Deze is direct geplaats over de anodepen van de vierpens buisvoet om een zo'n kort mogelijke verbinding met de anode te maken. De tweede buis heeft een normale HF-smoorspoel van 20 mH die staand op het gevouwen chassis is gemonteerd. Een nadeel  bij dergelijke raamontvangst is dat onder de golflengte 400 meter de gevoeligheid van de ontvanger snel afneemt. Hetgeen bij het lezen van de stations op het instructieplaatje al gauw duidelijk wordt, het zijn het meest stations boven de 400 meter.

Hoofdzakelijk door de eigencapaciteit van de spoelen. Dergelijke ontvangers dateren uit de tijd dat het radioverkeer nog op lange golven plaats vond. Ook ontstaat er een veelvoud van detectie in de aperiodische voorversterking wat voor vervorming van het LF-signaal kan zorgen. Om dit te voorkomen zijn de roosters van de beide HF-buizen met de min van de gloeidraadleiding verbonden. De eerste buis via de wikkelingen van het raam en de tweede met een weerstand van 100 kohm. Beter zou zijn beide buizen wat meer negatief te geven. De roosterdetector heeft een lekweerstand van 2 Mohm, en is zoals gebruikelijk met de plus van de gloeidraad verbonden.

Alleen het raam wordt afgestemd met een enkelvoudige variabele condensator van 500 cm (= 550 pF). Terugkoppeling met een variabele mica condensator vanaf de anode van de detector naar een aftakking op het raam.

Over drie lampen terugkoppelen met aperiodische spoelen kan heel goed, echter door optredende faseverschuiving die voor de lange golf anders zal zijn dan voor kortere golven heeft men er voor gezorgd dat bij omschakelen van de golflengteschakelaar ook de wikkelrichting van de te gebruiken wikkelingen op het raam voor de terugkoppeling andersom aangesloten worden. Voor lange golf wordt de raamwikkeling van de korte golf (heet nu middengolf) gebruikt als terugkoppelwikkeling.

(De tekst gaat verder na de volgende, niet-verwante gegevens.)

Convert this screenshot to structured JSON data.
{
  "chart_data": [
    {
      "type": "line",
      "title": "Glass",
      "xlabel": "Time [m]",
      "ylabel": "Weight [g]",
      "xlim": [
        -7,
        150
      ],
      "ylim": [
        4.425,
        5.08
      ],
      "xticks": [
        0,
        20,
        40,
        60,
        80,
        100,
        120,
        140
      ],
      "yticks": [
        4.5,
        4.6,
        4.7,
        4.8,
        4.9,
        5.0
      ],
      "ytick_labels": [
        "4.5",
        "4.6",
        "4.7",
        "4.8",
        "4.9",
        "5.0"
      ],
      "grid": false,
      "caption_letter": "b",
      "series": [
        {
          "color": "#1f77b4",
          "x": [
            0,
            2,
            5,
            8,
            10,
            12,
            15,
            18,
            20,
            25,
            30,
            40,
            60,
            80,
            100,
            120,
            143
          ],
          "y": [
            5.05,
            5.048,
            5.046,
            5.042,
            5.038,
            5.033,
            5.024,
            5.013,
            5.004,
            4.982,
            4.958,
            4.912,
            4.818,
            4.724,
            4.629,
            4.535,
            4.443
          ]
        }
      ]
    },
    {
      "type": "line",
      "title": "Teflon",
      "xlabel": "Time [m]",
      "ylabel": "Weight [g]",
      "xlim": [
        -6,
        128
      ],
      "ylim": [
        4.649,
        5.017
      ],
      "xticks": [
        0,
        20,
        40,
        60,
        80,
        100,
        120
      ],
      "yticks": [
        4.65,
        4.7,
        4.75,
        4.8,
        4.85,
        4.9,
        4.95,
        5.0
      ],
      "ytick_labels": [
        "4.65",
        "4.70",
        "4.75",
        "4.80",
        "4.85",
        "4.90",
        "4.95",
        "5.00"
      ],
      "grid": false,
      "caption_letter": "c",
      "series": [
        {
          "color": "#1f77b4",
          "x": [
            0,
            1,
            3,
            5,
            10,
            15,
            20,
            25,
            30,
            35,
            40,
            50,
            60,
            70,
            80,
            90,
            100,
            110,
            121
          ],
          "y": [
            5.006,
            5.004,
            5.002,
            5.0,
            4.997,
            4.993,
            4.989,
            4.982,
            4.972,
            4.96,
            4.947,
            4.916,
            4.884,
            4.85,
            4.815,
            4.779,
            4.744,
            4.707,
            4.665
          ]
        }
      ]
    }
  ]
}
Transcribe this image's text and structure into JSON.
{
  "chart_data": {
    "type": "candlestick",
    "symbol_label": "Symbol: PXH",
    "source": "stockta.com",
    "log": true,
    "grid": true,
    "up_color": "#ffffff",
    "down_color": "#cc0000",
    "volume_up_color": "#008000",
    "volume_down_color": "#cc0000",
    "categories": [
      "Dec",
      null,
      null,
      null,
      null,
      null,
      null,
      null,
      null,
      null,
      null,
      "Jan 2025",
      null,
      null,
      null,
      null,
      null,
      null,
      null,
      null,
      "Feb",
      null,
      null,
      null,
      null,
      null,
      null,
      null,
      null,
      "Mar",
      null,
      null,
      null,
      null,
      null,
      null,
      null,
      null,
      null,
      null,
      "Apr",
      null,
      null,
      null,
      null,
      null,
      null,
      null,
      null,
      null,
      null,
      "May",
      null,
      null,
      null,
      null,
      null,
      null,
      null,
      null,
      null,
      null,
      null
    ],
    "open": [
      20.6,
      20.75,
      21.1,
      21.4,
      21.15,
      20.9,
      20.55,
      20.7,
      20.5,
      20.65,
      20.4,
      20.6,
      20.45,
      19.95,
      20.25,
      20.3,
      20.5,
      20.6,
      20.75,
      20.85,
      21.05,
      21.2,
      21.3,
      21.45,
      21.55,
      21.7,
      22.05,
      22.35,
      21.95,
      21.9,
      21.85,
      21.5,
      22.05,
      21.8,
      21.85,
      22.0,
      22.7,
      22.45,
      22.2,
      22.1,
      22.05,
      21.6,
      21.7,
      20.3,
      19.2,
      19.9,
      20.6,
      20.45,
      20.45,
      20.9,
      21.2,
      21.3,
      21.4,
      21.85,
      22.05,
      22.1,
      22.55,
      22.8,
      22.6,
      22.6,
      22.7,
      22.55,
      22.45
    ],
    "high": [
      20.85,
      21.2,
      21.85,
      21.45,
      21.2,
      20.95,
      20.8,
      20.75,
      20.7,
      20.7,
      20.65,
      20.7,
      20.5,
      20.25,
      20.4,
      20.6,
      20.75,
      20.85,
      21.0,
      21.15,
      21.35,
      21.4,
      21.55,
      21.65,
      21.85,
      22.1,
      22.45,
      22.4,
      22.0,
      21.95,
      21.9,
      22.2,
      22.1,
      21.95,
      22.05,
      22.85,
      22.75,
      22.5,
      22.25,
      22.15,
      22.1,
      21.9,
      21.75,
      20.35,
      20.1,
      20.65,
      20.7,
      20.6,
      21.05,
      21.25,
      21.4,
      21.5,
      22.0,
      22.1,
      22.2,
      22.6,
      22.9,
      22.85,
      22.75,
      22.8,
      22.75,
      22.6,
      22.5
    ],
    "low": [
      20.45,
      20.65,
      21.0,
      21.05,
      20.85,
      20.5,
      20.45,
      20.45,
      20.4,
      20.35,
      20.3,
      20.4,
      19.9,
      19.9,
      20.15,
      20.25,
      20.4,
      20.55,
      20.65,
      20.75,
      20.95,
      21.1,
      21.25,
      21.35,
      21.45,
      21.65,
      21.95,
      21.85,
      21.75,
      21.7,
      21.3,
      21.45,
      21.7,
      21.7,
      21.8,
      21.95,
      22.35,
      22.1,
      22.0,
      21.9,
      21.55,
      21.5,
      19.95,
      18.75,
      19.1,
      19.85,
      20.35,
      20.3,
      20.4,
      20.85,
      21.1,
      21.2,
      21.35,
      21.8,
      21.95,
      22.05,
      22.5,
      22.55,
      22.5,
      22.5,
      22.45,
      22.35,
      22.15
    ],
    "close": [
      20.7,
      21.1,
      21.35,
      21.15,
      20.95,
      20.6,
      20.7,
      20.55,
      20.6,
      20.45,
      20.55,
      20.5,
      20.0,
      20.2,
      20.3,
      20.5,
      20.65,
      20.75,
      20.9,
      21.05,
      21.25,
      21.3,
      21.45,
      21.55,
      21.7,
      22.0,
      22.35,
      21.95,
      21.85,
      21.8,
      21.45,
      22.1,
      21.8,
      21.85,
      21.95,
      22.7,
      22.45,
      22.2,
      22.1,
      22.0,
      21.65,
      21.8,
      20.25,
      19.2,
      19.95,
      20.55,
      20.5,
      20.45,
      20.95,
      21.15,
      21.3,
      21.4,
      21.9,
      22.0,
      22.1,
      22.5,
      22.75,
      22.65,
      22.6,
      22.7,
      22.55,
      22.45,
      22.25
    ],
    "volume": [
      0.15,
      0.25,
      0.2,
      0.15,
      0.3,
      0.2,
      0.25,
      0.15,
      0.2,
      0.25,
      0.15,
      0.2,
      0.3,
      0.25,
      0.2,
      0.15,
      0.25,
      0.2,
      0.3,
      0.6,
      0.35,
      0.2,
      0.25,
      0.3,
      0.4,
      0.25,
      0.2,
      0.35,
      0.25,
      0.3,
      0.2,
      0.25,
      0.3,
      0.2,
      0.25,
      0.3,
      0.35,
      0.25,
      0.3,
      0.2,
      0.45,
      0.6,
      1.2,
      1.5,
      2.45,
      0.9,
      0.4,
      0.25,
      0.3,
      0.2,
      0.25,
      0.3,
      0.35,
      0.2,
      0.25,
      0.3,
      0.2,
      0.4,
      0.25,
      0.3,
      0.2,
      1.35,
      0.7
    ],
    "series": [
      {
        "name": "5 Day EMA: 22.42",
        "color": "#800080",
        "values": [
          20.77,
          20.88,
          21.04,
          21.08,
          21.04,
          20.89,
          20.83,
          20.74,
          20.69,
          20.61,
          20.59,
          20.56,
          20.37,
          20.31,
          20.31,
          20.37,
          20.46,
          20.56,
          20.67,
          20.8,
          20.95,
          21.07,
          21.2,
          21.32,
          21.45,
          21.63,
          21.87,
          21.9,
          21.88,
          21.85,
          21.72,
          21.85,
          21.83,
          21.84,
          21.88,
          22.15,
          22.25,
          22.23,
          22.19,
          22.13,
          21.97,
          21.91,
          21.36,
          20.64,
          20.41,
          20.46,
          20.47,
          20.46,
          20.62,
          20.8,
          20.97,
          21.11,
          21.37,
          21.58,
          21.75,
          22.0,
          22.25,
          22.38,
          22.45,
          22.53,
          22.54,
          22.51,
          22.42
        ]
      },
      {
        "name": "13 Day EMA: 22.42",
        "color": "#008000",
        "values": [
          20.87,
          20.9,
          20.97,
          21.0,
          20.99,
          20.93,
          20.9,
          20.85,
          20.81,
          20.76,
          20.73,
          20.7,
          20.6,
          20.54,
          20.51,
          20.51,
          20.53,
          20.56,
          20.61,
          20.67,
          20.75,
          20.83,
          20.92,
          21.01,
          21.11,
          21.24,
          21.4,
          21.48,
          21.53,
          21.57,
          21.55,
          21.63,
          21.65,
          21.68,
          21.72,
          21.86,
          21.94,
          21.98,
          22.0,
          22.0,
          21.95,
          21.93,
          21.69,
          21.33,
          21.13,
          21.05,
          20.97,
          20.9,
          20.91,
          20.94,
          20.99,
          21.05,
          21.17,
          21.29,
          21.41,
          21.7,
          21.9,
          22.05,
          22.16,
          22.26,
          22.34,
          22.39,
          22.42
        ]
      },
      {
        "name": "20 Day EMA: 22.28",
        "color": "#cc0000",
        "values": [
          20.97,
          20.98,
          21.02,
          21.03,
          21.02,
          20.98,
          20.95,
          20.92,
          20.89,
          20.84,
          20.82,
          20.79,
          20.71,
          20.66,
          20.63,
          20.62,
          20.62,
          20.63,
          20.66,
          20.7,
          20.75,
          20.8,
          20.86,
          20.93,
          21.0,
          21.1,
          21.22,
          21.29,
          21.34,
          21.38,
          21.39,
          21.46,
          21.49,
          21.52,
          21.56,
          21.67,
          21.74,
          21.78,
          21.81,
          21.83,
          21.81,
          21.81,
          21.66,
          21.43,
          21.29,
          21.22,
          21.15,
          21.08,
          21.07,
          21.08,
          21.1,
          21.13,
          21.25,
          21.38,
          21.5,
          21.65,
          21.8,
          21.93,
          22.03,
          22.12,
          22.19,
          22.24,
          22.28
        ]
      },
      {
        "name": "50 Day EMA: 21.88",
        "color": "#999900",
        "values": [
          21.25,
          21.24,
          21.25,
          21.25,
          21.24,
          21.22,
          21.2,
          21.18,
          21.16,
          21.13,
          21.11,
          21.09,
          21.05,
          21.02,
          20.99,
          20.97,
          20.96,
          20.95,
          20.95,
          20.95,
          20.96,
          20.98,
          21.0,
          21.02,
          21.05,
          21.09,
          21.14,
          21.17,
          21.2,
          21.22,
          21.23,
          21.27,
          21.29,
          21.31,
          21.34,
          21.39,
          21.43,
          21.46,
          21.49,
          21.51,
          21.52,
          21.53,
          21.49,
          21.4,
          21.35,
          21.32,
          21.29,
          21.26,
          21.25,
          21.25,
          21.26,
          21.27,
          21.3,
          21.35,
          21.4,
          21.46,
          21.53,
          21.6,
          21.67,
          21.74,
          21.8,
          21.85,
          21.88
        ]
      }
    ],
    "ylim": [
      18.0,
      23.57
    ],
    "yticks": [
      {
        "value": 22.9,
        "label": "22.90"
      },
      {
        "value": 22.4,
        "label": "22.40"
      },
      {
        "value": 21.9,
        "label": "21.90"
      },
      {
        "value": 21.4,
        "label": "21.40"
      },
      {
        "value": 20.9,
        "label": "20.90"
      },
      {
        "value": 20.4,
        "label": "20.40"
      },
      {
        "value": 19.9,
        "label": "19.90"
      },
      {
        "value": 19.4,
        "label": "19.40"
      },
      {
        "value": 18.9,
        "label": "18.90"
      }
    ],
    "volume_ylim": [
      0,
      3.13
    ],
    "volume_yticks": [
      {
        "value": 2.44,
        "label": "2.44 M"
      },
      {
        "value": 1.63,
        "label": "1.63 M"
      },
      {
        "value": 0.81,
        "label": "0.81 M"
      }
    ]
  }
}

Een raamantenne is een antenne welke vergeleken met andere antennes een wat afwijkend exemplaar is. Bij de normale draadantennes gaan we er van uit dat er aan de uiteinde een meer of mindere capaciteit bestaat. We noemen deze dan ook capacitieve antennes. Bij een zendantenne ontstaan elektromagnetische golven waardoor er een magnetisch en een elektrisch veld optreedt, welke loodrecht op elkaar staan. Stel dat wij op een bepaalde afstand van een zender met een daarvoor bestemd meetapparaat een veldsterkte meten van 2 mV. Wordt dan in een  draadantenne, die in dat elektrische veld is opgehangen, een spanning opgewekt van 6 mV. Dan is de effectieve antennehoogte 6 / 2 = 3 meter.  Het kan zijn dat de antenne hoger hangt of langer is, maar de uitkomst van deze meting hangt af van de omgeving zoals huizen, bomen, metalen constructies enzovoorts.

Een raamantenne heeft door zijn constructie al een vaste effectieve antennehoogte van h = 2π n O / λ. Daarbij is n het aantal windingen van het raam, O de oppervlakte per winding in m2 en λ de golflengte.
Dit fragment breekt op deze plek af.